A promising approach is hybrid or blended learning, which integrates online components with traditional classroom practices. For example, a course might include one prerecorded lecture, one on-campus discussion, and a short reflection submitted online each week. Institutions and their professors will have to decide if and how to combine these elements. Imagine what could be developed if we had the time and resources to combine these methodologies to serve a variety of learners and institutions.
Hybrid learning advances three elements critical to higher education: flexibility, engagement, and learning.
Flexibility promotes persistence in college, which can lead to higher retention and graduation rates. Allowing students and faculty to engage at their convenience can ease trade-offs between education, work, and family; improve access to desired courses; and reduce scheduling bottlenecks. It can also increase access by drawing in students unable to pursue a degree in a traditional campus setting. Hybrid courses have the infrastructure to pivot to a fully online format in the face of a crisis. The University of Pittsburgh has already suggested it might move to a fully hybrid model this fall to mitigate uncertainty about resuming and maintaining normal operations.
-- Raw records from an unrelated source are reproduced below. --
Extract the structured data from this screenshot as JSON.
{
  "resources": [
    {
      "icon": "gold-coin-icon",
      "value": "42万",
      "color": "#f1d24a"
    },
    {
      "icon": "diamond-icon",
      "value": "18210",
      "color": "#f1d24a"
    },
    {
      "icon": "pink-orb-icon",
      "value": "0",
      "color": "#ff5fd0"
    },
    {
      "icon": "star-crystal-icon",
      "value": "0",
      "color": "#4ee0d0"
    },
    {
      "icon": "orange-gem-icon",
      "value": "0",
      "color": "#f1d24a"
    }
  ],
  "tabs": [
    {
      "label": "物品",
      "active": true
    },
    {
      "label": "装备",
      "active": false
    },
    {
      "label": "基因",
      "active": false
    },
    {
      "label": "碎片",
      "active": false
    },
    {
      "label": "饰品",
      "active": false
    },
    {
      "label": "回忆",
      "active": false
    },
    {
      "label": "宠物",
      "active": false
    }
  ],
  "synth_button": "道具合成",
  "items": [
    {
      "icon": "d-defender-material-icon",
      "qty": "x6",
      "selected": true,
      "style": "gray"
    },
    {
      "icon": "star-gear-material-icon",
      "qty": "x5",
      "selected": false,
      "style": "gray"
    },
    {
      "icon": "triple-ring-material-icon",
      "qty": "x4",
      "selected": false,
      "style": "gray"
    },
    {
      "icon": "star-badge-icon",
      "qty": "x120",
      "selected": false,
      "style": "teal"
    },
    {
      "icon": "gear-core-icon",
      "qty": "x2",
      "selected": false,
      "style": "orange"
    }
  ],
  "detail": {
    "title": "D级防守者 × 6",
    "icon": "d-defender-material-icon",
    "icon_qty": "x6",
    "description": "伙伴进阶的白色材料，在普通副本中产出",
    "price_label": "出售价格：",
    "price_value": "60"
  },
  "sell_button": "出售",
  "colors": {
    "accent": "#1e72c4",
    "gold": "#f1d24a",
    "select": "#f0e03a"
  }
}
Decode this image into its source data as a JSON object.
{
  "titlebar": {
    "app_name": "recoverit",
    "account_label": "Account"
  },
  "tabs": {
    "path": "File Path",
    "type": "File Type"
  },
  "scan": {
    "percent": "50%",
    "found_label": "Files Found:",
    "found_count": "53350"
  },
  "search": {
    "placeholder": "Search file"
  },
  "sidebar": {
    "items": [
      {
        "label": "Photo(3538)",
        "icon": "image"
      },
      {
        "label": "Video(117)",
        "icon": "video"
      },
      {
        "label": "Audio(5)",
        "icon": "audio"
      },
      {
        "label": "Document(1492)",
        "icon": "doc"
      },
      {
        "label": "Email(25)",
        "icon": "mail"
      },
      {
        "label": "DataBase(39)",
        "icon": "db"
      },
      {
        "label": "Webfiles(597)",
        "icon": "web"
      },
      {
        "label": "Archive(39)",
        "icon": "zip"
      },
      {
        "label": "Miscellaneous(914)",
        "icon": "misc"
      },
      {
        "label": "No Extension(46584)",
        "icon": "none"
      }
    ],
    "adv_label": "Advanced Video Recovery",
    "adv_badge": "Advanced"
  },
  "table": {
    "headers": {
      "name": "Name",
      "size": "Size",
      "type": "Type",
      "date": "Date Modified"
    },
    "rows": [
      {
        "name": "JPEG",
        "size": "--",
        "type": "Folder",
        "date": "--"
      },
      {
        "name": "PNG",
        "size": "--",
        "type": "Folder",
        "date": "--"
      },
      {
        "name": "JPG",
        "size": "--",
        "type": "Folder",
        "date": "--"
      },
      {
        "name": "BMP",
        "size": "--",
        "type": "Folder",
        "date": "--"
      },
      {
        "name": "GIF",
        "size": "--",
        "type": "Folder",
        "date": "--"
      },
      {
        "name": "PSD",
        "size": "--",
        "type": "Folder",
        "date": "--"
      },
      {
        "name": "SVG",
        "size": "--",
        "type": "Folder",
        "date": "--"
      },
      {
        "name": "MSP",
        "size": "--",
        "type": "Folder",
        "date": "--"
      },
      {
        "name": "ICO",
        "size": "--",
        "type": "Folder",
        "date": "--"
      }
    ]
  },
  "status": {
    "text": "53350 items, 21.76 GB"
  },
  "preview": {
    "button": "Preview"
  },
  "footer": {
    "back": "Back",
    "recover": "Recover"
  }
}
Blended learning promotes the vital classroom connections that students and professors value, while also providing new modes of engagement. The effectiveness of online components is bolstered by the human connections developed in person; similarly, classroom conversations are strengthened by alternative forums for discussion and reflection. Digital tools can create a sense of community by relaxing the formalities of a traditional classroom and reducing hierarchy. The teacher no longer stands at the front of a classroom, instead joining a more egalitarian virtual gallery where every face occupies the same number of pixels. Online interactions can also help less outgoing students and others on the margins of classroom conversations to flourish. Some of the concerns about how online education amplifies inequality and poorly delivers experiential content can be mitigated through some classroom instruction as well as study hall, student clubs, and athletics, which are essential to many student experiences. Prioritizing safety is pressing us to consider new forms and combinations, but it could ultimately strengthen our pedagogy.
Research suggests positive learning outcomes associated with hybrid education. Several studies, including a 2018 analysis funded by the Gates Foundation, found that outcomes– including exam scores and course grades–for blended learning equaled or surpassed those for both fully online or traditional settings. While existing scholarship draws primarily from research at community colleges and public institutions, future inquiry is necessary to assess the value of this model for a range of instructors and learners, especially those at minority-serving institutions and residential campuses.
Hybrid learning may not lower institutional costs since it requires both classroom and digital infrastructure. Since advancing parity in access to appropriate hardware and consistent broadband will be essential to ensure equity and support scalability, hybrid courses may not be priced below in-person offerings. Nevertheless, they may prove the more sustainable model, and their advantages could help students save money if they increase graduation rates, thereby boosting earning potential.
The economic impact of the pandemic will likely accelerate adoption of online-only strategies. Many colleges will embrace more virtual learning to balance their budgets and reach students whose resources will also be more constrained. Some will embrace significant integrations. Others, especially residential colleges, will revert to in-person instruction with modest digital enhancements.
The college classroom has changed little since the steps leading to my office were built. Through this crisis, it could change quite radically. While many worry that the impact will be negative, there is something useful to gain from this moment. If higher education can approach hybrid learning as an opportunity to creatively combine the best of face-to-face and virtual teaching strategies, it can expand the toolbox educators are able to draw upon. Instead of seeing online education as a threat or an inferior version of what happens in the classroom, we can make it a powerful companion to the face-to-face engagement that so many of us cherish. This will benefit all of our students, especially those whose fragile situations have been rendered even more visible by this pandemic. Until recently, online education was optional; in the future it will be fundamental.